NATURE-ETN ESRs publish review on DNA triplexes

A collaborative review by ESRs Ahmad Abdullrahman from the Department of Pharmacy, Chemistry and Pharmacy Building, University of Reading (UK), and Maria Dalla Pozza from Chimie ParisTech, PSL University, CNRS, Institute of Chemistry for Life and Health Sciences (France) was published in Chemical Science in August 2022.

In this review, entitled Three’s a crowd – stabilisation, structure, and applications of DNA triplexes, the ESRs put their efforts together in proficient teamwork supervised by Dr. James Hall, Prof. Christine Cardin from the University of Reading, and Prof. Gilles Gasser from Chimie ParisTech, PSL University.

They describe the main characteristics of triplex DNA structures, focusing on their application and interaction with metal compounds, highlighting the need for additional structure characterization and biological studies.
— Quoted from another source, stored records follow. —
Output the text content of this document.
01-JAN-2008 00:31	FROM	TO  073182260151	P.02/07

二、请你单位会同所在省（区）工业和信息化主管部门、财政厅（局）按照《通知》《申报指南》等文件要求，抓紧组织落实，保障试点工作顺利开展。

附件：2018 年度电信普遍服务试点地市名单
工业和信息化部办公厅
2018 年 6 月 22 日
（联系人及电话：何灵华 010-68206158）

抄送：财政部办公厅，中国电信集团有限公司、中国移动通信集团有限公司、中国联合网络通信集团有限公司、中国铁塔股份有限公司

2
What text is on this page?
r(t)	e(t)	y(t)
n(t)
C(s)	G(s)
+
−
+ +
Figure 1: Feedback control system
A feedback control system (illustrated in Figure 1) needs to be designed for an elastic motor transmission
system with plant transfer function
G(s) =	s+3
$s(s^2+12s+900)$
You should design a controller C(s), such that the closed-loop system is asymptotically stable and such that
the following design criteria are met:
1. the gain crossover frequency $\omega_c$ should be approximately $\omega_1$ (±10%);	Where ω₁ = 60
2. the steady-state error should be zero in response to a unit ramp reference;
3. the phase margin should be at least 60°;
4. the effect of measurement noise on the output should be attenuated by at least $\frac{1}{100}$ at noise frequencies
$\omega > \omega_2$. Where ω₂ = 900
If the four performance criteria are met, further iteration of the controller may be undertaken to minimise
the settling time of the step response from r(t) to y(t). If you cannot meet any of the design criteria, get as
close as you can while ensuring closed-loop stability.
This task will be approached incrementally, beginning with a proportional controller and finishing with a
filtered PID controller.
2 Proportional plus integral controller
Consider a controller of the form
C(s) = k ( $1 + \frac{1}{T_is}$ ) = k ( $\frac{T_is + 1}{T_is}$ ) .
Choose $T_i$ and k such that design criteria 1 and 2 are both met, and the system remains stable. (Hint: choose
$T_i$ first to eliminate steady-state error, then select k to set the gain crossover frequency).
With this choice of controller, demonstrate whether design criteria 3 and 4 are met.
The DNA triplex may be formed naturally, during homologous recombination, or can be formed by the introduction of a synthetic triplex-forming oligonucleotide (TFO) to a DNA duplex. Among others, the most interesting feature of TFOs is their sequence specificity in binding a duplex DNA. The authors first compare the triplex structure with the canonical B-DNA structure. Subsequently, they report the main modifications at the base, sugar and phosphate backbone levels currently available to obtain a more stable structure, considering the potential in vivo conditions.
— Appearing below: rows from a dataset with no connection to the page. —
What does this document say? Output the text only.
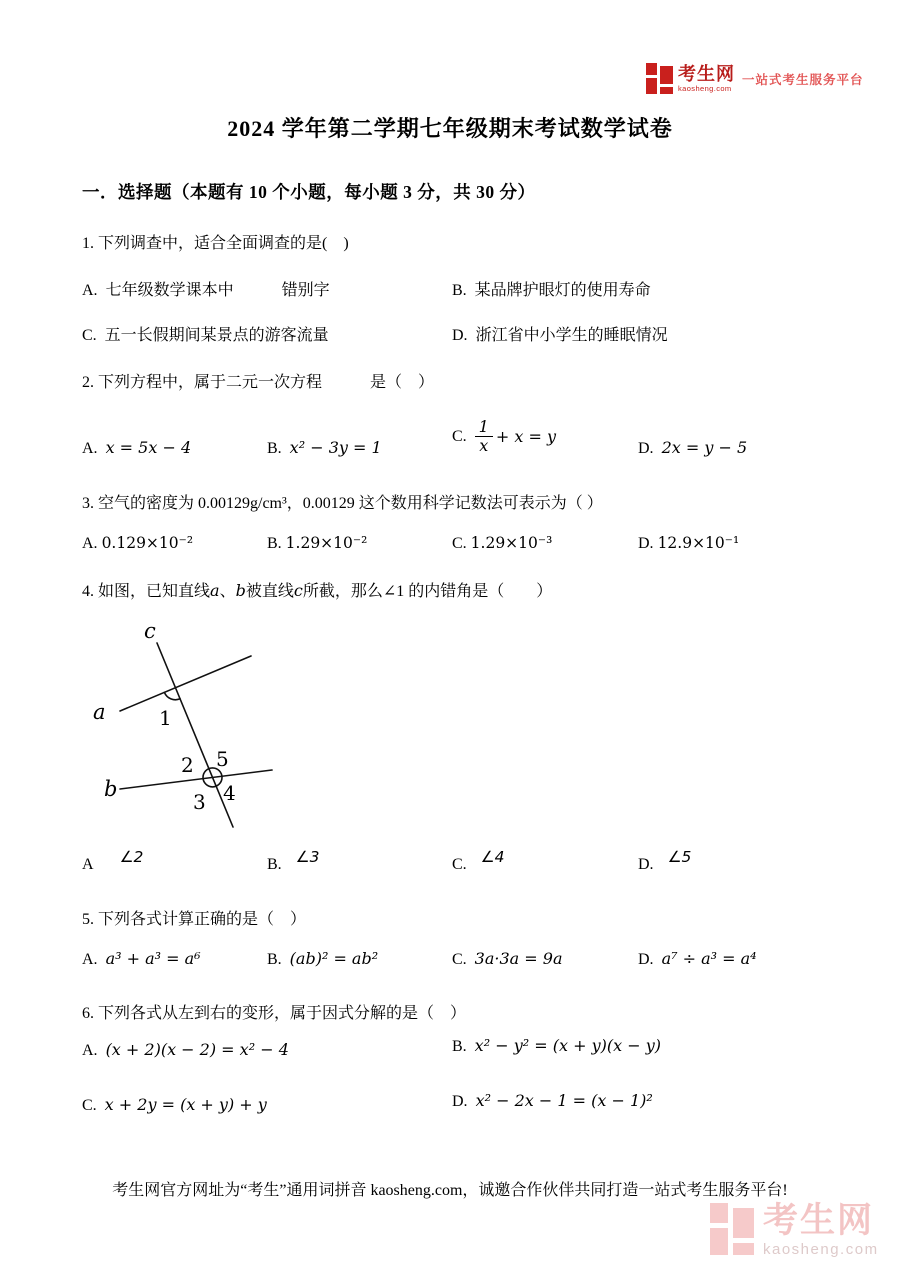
考生网
kaosheng.com
一站式考生服务平台
2024 学年第二学期七年级期末考试数学试卷
一．选择题（本题有 10 个小题，每小题 3 分，共 30 分）
1. 下列调查中，适合全面调查的是(　)
A. 七年级数学课本中　　　错别字	B. 某品牌护眼灯的使用寿命
C. 五一长假期间某景点的游客流量	D. 浙江省中小学生的睡眠情况
2. 下列方程中，属于二元一次方程　　　是（　）
A. x = 5x − 4	B. x² − 3y = 1
C. $\frac{1}{x} + x = y$
D. 2x = y − 5
3. 空气的密度为 0.00129g/cm³，0.00129 这个数用科学记数法可表示为（ ）
A. 0.129×10⁻²	B. 1.29×10⁻²	C. 1.29×10⁻³	D. 12.9×10⁻¹
4. 如图，已知直线a、b被直线c所截，那么∠1 的内错角是（　　）
c
a
b
1
2 5
3 4
A ∠2	B. ∠3	C. ∠4	D. ∠5
5. 下列各式计算正确的是（　）
A. a³ + a³ = a⁶	B. (ab)² = ab²	C. 3a·3a = 9a	D. a⁷ ÷ a³ = a⁴
6. 下列各式从左到右的变形，属于因式分解的是（　）
A. (x + 2)(x − 2) = x² − 4	B. x² − y² = (x + y)(x − y)
C. x + 2y = (x + y) + y	D. x² − 2x − 1 = (x − 1)²
考生网官方网址为“考生”通用词拼音 kaosheng.com，诚邀合作伙伴共同打造一站式考生服务平台!
考生网
kaosheng.com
There is significant interest in developing TFOs with potential therapeutic applications, including their use as a delivery mechanism for compounds able to modify or damage DNA. However, to combine triplexes with functionalised compounds, a full understanding of triplex structure and chemical modification strategies is essential, stress the authors. In the review, these areas are discussed. Moreover, the possible use of photoactive Ruthenium polypyridyl complexes as a suitable photophysical payload for a TFO system is presented in this scientific paper. With the hope that future research will harness the peculiar characteristics of DNA triplexes.